Legislative Challenges to Special Improvement Districts in New Jersey

Improvement Districts (BIDs, SIDs, SSAs, etc) are seeing challenges in New Jersey, where a new bill [A-3859] has been proposed that would require the reauthorization of a special improvement district (SID), every ten years by the majority of affected property owners. According to a legislative update from the New Jersey Managed Districts Association, the bill was amended on the floor of the Assembly and will be posted again for a vote by the full Assembly at its next voting session sometime in May. The bill in its original form would make it easy to dissolve SIDs by effectively counting absentee ballots as 'no' votes.
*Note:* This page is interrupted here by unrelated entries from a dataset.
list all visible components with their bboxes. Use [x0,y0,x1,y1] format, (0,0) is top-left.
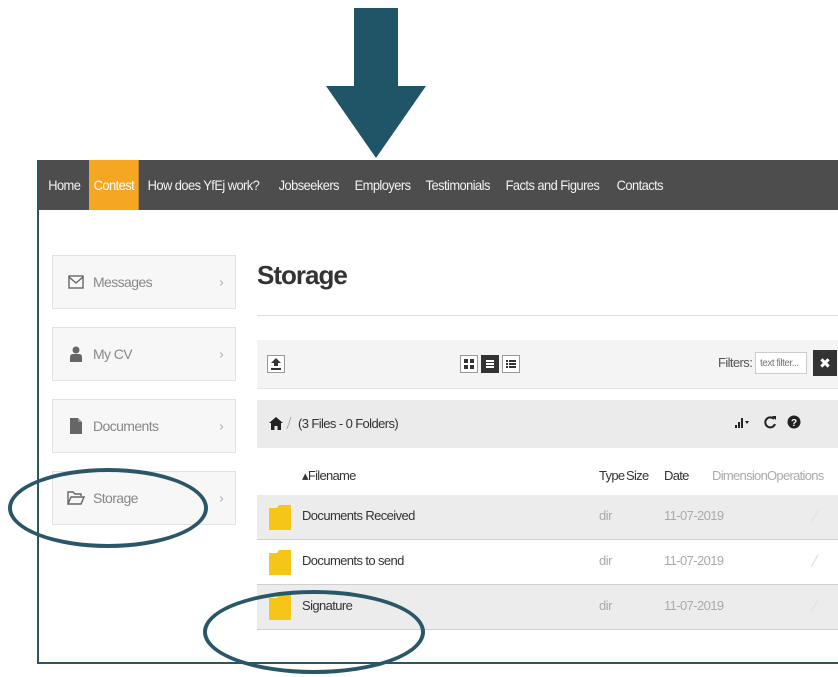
top-navigation: Home Contest How does YfEj work? Jobseek… [39,160,838,210]
page-title: Storage [257,260,348,290]
file-row[interactable]: Documents to send dir 11-07-2019 [257,540,838,585]
folder-open-icon [65,491,87,505]
sidebar-item-my-cv[interactable]: My CV › [52,327,236,381]
detail-list-icon [506,360,516,368]
filter-input[interactable] [755,352,807,374]
annotation-down-arrow [326,8,426,158]
file-type: dir [599,508,612,523]
file-icon [65,418,87,434]
path-separator-icon [286,416,292,430]
nav-contacts[interactable]: Contacts [612,160,668,210]
refresh-icon[interactable] [763,415,777,429]
grid-icon [464,359,474,369]
upload-icon [271,358,281,370]
help-icon[interactable]: ? [787,415,801,429]
folder-icon [269,550,291,575]
sidebar-item-documents[interactable]: Documents › [52,399,236,453]
file-name[interactable]: Documents Received [302,508,415,523]
path-bar: (3 Files - 0 Folders) ? [257,400,838,448]
file-type: dir [599,598,612,613]
app-window: Home Contest How does YfEj work? Jobseek… [37,160,838,664]
chevron-right-icon: › [219,274,223,290]
list-view-button[interactable] [481,355,499,373]
sidebar-item-messages[interactable]: Messages › [52,255,236,309]
file-type: dir [599,553,612,568]
edit-icon[interactable] [809,599,825,613]
grid-view-button[interactable] [460,355,478,373]
edit-icon[interactable] [809,554,825,568]
user-icon [65,346,87,362]
chevron-right-icon: › [219,346,223,362]
envelope-icon [65,275,87,289]
upload-button[interactable] [267,355,285,373]
nav-testimonials[interactable]: Testimonials [421,160,494,210]
nav-home[interactable]: Home [39,160,85,210]
divider [257,315,838,316]
chevron-right-icon: › [219,418,223,434]
file-manager-toolbar: Filters: ✖ [257,340,838,389]
file-date: 11-07-2019 [664,553,724,568]
file-date: 11-07-2019 [664,508,724,523]
sidebar-item-label: Messages [93,274,153,290]
file-count: (3 Files - 0 Folders) [298,416,399,431]
nav-jobseekers[interactable]: Jobseekers [274,160,344,210]
sidebar-item-label: Documents [93,418,159,434]
file-row[interactable]: Signature dir 11-07-2019 [257,585,838,630]
clear-filter-button[interactable]: ✖ [813,350,837,376]
sidebar-item-storage[interactable]: Storage › [52,471,236,525]
column-header-dimension: Dimension [712,468,768,483]
column-header-date[interactable]: Date [664,468,689,483]
nav-employers[interactable]: Employers [350,160,415,210]
sidebar-item-label: My CV [93,346,133,362]
column-header-type[interactable]: Type [599,468,625,483]
nav-contest[interactable]: Contest [88,160,139,210]
file-name[interactable]: Signature [302,598,353,613]
sort-icon[interactable] [735,416,749,428]
file-date: 11-07-2019 [664,598,724,613]
file-name[interactable]: Documents to send [302,553,404,568]
column-header-size[interactable]: Size [626,468,649,483]
folder-icon [269,505,291,530]
svg-text:?: ? [791,418,797,429]
home-icon[interactable] [269,417,283,430]
nav-how-it-works[interactable]: How does YfEj work? [143,160,264,210]
file-row[interactable]: Documents Received dir 11-07-2019 [257,495,838,540]
filters-label: Filters: [718,355,753,370]
column-header-operations: Operations [767,468,824,483]
nav-facts-and-figures[interactable]: Facts and Figures [501,160,604,210]
edit-icon[interactable] [809,509,825,523]
sidebar-item-label: Storage [93,490,138,506]
chevron-right-icon: › [219,490,223,506]
detail-view-button[interactable] [502,355,520,373]
list-icon [486,360,494,368]
column-header-filename[interactable]: ▴Filename [302,468,356,484]
folder-icon [269,595,291,620]
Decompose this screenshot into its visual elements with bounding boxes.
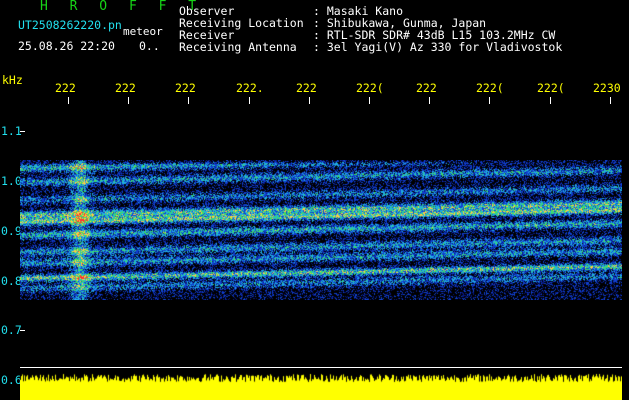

The ammendments to the bill, offered in the last legislative session, address this issue, but also shorten the reapproval timeframe to 5 years from 10 years.

For more information see: Legislative Alert, New Jersey League of Municipalities [3/11]

1 comment:

  1. While the proposed legislation may seem advisable from a brief summary of its intent, it is unecessary and potentially damaging to the thinking behind improvement districts in New Jersey. There are numerous statutory processes in place in New Jersey for accountability by improvement districts and for a district to be terminated if there is sufficient indication that it should not be continued. Each is literally reauthorized every year through a required budget process, that includes a public hearing and adoption, or not, of the budget by the municipal governing body that created the district in the first place.

    In addition to layering an unecessary process on top of existing requirements, the reauthorizion process, as proposed, would politicize the continued operation of improvement districts. The process favors "no" votes by discouraging voting by anyone other than those most vehement about their opposition to the district. And, it does not included the business operators most directly affected by improvement districts, who often pay the district assessment through their leases.